Dengan ekspresi rumit, Saul dengan hati-hati memasang kembali lampu lilin yang telah dilepas—ia juga telah mengumpulkan sebagian zat putih itu tetapi tidak berani mengutak-atik lebih lanjut “wadah darah” tersebut.
Setelah itu, ia membawa bahan-bahan tersebut kembali ke meja panjang.
Sekarang, ia membersihkan sedikit ruang di meja yang berantakan itu. Terhampar di depannya adalah: sisa lilin, zat putih dari pipa, dan residu dari lampu lilin.
Saul dengan hati-hati mengambil sedikit dari masing-masing dan melakukan serangkaian tes dasar.
Setelah beberapa kali percobaan, ketiga sampel tersebut menunjukkan sifat yang identik—hampir pasti zat yang sama: lilin.
“Jadi lilin di dalam lampu disuplai oleh tabung-tabung ini. Itulah mengapa lilin-lilin itu tidak memerlukan perawatan manual dan tidak pernah padam.”
“Lilin di dalam ruangan ini sama seperti yang ada di luar—kecuali lilin-lilin itu bisa padam—tetapi lilinnya sendiri tidak pernah berkurang. Jadi pasti ada pipa hidup di bawah setiap lampu lilin di tempat lain juga.”
Mendengar pikiran itu, Saul tiba-tiba merasa merinding.
Dia melihat sekeliling.
“Mungkinkah… kita sebenarnya hidup di dalam semacam makhluk?”
Ruangan dingin itu menyimpan berbagai macam material—banyak di antaranya adalah anggota tubuh biologis. Meskipun potongan-potongannya bersih dan halus, itu tidak banyak menyembunyikan rasa sakit yang pasti dialami makhluk-makhluk itu.

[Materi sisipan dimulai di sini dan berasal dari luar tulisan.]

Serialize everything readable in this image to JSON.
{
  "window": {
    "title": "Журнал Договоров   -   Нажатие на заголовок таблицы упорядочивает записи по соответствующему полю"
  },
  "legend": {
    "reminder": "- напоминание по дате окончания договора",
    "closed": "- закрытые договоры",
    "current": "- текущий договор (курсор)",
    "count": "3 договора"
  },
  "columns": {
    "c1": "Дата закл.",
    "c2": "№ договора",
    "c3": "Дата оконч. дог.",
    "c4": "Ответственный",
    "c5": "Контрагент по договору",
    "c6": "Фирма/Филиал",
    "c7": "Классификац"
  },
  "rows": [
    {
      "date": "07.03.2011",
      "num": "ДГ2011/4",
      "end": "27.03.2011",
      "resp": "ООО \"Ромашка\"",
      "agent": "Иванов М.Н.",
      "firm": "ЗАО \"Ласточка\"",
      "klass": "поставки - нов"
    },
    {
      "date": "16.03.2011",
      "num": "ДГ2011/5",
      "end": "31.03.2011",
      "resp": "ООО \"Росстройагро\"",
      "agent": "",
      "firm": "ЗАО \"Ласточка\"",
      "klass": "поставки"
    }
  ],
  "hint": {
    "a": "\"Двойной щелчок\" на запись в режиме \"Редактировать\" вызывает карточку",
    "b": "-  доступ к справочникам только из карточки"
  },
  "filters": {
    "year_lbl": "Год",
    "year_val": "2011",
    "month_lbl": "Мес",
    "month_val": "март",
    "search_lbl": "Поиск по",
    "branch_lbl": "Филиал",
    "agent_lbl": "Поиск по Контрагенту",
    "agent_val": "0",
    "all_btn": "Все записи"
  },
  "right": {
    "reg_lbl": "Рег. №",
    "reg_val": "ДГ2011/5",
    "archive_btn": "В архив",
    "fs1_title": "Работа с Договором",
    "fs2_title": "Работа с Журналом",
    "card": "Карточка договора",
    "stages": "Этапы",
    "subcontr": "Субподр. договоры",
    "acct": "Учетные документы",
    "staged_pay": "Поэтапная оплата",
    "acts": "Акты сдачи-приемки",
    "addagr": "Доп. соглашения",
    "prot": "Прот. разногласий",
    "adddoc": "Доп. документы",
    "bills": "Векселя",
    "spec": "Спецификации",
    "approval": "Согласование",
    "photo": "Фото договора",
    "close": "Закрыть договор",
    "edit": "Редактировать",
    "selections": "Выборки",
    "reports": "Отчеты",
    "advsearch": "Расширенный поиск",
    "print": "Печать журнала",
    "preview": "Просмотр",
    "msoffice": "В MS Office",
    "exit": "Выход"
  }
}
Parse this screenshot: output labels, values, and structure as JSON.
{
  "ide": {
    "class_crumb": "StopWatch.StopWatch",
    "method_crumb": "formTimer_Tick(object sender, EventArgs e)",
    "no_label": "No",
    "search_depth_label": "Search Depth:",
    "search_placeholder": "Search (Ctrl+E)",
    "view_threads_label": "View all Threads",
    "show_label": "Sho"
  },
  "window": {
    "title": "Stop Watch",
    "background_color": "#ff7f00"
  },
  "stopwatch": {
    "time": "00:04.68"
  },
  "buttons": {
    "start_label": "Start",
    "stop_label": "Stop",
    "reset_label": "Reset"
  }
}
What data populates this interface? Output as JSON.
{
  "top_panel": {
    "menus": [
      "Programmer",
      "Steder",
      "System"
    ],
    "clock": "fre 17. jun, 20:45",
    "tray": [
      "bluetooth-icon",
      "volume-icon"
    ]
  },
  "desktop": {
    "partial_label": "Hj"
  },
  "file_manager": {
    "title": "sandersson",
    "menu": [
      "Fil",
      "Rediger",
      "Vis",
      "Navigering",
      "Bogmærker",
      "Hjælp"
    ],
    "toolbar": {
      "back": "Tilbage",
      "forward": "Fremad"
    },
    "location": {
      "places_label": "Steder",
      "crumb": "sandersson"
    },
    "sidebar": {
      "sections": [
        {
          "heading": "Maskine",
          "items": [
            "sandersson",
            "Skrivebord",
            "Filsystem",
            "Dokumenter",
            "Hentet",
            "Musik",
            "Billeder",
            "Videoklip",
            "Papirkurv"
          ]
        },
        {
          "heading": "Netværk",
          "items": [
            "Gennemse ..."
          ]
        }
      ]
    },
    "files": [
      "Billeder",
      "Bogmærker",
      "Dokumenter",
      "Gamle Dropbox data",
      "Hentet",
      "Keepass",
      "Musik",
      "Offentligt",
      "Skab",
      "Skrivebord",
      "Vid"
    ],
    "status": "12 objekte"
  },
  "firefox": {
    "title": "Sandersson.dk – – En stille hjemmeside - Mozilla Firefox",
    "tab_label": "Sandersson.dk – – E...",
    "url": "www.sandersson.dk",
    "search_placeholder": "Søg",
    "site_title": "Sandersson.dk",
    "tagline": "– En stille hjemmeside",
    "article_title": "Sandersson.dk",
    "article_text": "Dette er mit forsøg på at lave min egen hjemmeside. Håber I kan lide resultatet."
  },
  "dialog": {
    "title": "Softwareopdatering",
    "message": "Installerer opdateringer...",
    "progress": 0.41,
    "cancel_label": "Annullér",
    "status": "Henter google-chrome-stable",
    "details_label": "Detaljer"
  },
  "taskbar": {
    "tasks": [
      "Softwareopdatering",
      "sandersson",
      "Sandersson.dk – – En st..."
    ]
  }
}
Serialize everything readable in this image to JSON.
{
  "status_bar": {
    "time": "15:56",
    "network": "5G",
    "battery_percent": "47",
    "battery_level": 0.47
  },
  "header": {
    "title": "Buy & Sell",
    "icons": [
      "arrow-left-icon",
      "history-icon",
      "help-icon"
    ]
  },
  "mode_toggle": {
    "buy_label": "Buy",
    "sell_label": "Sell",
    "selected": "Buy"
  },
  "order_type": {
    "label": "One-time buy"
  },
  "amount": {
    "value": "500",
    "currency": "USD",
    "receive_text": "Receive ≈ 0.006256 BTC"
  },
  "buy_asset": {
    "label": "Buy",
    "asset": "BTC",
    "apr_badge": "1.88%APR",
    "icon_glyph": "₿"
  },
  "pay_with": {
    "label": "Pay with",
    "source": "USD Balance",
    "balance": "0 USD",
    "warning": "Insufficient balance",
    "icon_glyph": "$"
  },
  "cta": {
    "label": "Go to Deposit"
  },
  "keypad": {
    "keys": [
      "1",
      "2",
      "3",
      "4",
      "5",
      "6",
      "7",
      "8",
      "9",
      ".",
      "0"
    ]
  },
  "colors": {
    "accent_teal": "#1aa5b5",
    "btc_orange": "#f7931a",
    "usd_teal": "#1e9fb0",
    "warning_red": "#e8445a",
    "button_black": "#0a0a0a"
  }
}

Semua kekejaman, darah, dan kegelapan tersembunyi di bawah lempengan batu yang diukir rapi…
“Apakah Menara Penyihir… sebuah bentuk kehidupan sintetis? Yang mengubur makhluk hidup yang tak terhitung jumlahnya?”
Nyawa yang tak terhitung jumlahnya. Dendam yang tak terhitung jumlahnya. Itulah mengapa Menara Penyihir tidak boleh pernah jatuh ke dalam kegelapan.
Karena dalam kegelapan—ketakutan yang tertidur akan terbangun.